Quelques références théoriques / historiques pour creuser le sujet :
- L’économie de la décroissance : Cette approche, qui a émergé dans les années 1970, soutient que la croissance n’est pas soutenable à long terme et qu’il est nécessaire de passer à une économie de décroissance. Selon cette approche, la décroissance doit être menée de manière équitable et être accompagnée de réformes sociales et politiques. Un ouvrage phare de cette approche est « Petit traité de la décroissance sereine » de Serge Latouche (2007). Latouche met en avant la nécessité de développer une économie plus sobre et plus respectueuse de l’environnement, qui privilégie la qualité de vie et le bien-être des individus plutôt que la croissance quantitative.
- Depuis les années 1970, de nombreuses initiatives ont été prises pour promouvoir un développement durable, c’est-à-dire une croissance qui soit économiquement viable, socialement équitable et écologiquement soutenable. L’un des événements les plus marquants à ce sujet a été la publication, en 1972, du rapport du Club de Rome intitulé « Halte à la croissance » (« Limits to Growth »), qui préconise une croissance zéro pour préserver l’équilibre écologique et les ressources naturelles. De même, Nicholas Georgescu-Roegen (1971, La décroissance : entropie, écologie, économie) développe le concept de décroissance, soit une réduction de la production de biens et services pour préserver l’environnement.

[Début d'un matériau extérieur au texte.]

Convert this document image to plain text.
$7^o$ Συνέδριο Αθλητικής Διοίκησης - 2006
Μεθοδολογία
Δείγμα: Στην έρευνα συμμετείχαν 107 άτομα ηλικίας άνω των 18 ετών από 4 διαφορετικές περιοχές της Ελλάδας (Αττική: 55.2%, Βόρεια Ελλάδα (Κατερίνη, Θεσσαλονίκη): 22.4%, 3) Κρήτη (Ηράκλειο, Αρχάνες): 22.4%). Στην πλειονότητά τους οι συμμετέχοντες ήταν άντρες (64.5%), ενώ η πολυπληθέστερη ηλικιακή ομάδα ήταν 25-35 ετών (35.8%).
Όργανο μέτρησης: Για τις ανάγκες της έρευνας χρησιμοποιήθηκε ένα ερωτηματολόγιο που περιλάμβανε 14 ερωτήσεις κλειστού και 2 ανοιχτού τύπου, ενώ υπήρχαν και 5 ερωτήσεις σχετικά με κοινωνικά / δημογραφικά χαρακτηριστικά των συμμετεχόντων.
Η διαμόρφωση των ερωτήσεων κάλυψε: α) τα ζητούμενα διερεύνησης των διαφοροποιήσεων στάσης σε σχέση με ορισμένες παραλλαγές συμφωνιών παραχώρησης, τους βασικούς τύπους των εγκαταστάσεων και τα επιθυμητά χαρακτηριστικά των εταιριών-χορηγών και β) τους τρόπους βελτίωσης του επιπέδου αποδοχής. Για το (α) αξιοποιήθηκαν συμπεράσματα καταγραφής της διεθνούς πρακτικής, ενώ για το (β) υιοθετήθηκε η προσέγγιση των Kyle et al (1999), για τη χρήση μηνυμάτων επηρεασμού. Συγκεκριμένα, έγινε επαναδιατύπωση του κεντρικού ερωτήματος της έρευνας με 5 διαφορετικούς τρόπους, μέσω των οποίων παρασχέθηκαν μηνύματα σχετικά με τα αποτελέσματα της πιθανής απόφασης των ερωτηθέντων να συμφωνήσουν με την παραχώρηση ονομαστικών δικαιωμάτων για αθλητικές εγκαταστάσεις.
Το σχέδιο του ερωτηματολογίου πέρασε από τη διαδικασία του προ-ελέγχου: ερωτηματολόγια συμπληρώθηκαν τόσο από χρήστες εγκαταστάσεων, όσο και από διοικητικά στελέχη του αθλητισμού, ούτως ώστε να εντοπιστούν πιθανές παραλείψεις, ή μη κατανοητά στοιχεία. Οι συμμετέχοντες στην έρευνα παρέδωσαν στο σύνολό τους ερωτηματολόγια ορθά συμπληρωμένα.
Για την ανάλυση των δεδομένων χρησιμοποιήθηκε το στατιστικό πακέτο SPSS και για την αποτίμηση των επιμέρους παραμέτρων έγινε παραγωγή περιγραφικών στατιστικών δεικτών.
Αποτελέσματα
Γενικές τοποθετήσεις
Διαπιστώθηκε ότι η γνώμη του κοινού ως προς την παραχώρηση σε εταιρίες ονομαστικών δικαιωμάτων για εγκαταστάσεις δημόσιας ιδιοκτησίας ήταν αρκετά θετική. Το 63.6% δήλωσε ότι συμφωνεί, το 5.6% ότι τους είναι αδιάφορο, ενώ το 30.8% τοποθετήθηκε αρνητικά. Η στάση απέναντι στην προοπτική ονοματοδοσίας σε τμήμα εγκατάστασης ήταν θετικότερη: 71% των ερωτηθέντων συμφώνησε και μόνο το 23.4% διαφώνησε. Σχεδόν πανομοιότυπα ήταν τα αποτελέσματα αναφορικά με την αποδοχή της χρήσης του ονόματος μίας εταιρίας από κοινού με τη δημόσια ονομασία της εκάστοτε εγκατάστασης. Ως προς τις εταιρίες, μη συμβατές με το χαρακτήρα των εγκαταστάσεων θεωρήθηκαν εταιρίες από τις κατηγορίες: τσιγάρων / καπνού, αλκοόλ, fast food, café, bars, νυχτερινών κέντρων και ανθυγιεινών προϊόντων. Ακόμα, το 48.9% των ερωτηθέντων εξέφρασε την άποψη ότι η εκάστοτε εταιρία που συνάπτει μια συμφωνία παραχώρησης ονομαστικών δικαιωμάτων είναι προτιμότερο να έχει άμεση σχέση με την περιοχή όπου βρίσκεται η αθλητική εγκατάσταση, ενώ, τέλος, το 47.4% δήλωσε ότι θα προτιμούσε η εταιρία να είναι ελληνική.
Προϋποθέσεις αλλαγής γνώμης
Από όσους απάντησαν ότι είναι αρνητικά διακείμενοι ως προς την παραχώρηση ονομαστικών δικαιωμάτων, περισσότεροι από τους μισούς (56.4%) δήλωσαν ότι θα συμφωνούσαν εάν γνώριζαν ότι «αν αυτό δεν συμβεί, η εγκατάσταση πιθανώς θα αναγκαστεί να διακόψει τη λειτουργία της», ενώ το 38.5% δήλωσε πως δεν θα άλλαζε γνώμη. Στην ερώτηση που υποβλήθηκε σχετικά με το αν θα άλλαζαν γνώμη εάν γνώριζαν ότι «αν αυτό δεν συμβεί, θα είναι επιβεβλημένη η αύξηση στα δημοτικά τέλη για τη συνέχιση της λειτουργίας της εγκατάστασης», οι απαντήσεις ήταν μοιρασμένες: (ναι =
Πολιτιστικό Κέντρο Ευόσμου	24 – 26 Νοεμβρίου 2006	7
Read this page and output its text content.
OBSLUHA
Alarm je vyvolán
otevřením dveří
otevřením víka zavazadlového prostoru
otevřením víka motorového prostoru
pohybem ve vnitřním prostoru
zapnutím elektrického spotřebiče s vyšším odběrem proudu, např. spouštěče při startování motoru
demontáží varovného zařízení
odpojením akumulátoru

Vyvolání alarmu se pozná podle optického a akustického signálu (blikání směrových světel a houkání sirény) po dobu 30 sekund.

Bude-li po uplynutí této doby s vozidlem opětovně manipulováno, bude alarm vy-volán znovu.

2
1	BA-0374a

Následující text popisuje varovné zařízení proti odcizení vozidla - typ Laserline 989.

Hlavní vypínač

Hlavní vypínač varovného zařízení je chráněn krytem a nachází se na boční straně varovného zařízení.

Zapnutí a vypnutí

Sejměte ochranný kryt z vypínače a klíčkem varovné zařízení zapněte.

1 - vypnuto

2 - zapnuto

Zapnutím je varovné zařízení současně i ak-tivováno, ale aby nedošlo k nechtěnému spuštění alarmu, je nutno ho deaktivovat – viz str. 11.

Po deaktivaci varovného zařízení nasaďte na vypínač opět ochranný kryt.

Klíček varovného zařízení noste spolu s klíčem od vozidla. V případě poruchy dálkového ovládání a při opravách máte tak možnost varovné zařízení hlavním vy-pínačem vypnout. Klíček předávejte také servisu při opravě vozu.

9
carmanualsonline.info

- L’approche par les capabilités : Cette approche, développée par Amartya Sen et Martha Nussbaum, met l’accent sur la nécessité de mesurer la croissance en termes de bien-être humain. Le bien-être ne se mesure pas seulement en termes de consommation, mais doit prendre en compte l’ensemble des possibilités de choix et d’actions qui sont ouvertes aux individus. Selon cette approche, la croissance est soutenable lorsqu’elle permet d’améliorer les conditions de vie des individus et de réduire les inégalités. Elle met en avant la nécessité de mettre en place des politiques qui permettent de garantir un certain niveau de bien-être pour tous et de favoriser l’épanouissement des individus. ouvrage phare de cette approche est « The Capacity to Achieve » de Sen et Nussbaum, publié en 1985.
Une incompatibilité entre soutenabilité faible et forte ?
Il est important de souligner que la soutenabilité faible et la soutenabilité forte ne sont pas nécessairement contradictoires. En effet, il est possible de concevoir une croissance qui soit à la fois viable sur le long terme et respectueuse de l’environnement.
La soutenabilité de la croissance reste un défi complexe qui implique de trouver un équilibre entre différentes dimensions, comme l’économie, l’environnement et le bien-être humain. Il est essentiel de prendre en compte ces différentes dimensions de manière équilibrée afin de garantir un développement durable à long terme. Il vous faut faire preuve de nuance lorsque vous abordez ces questions en dissertation et vous armer de références théoriques mais aussi d’illustrations empiriques sur la question.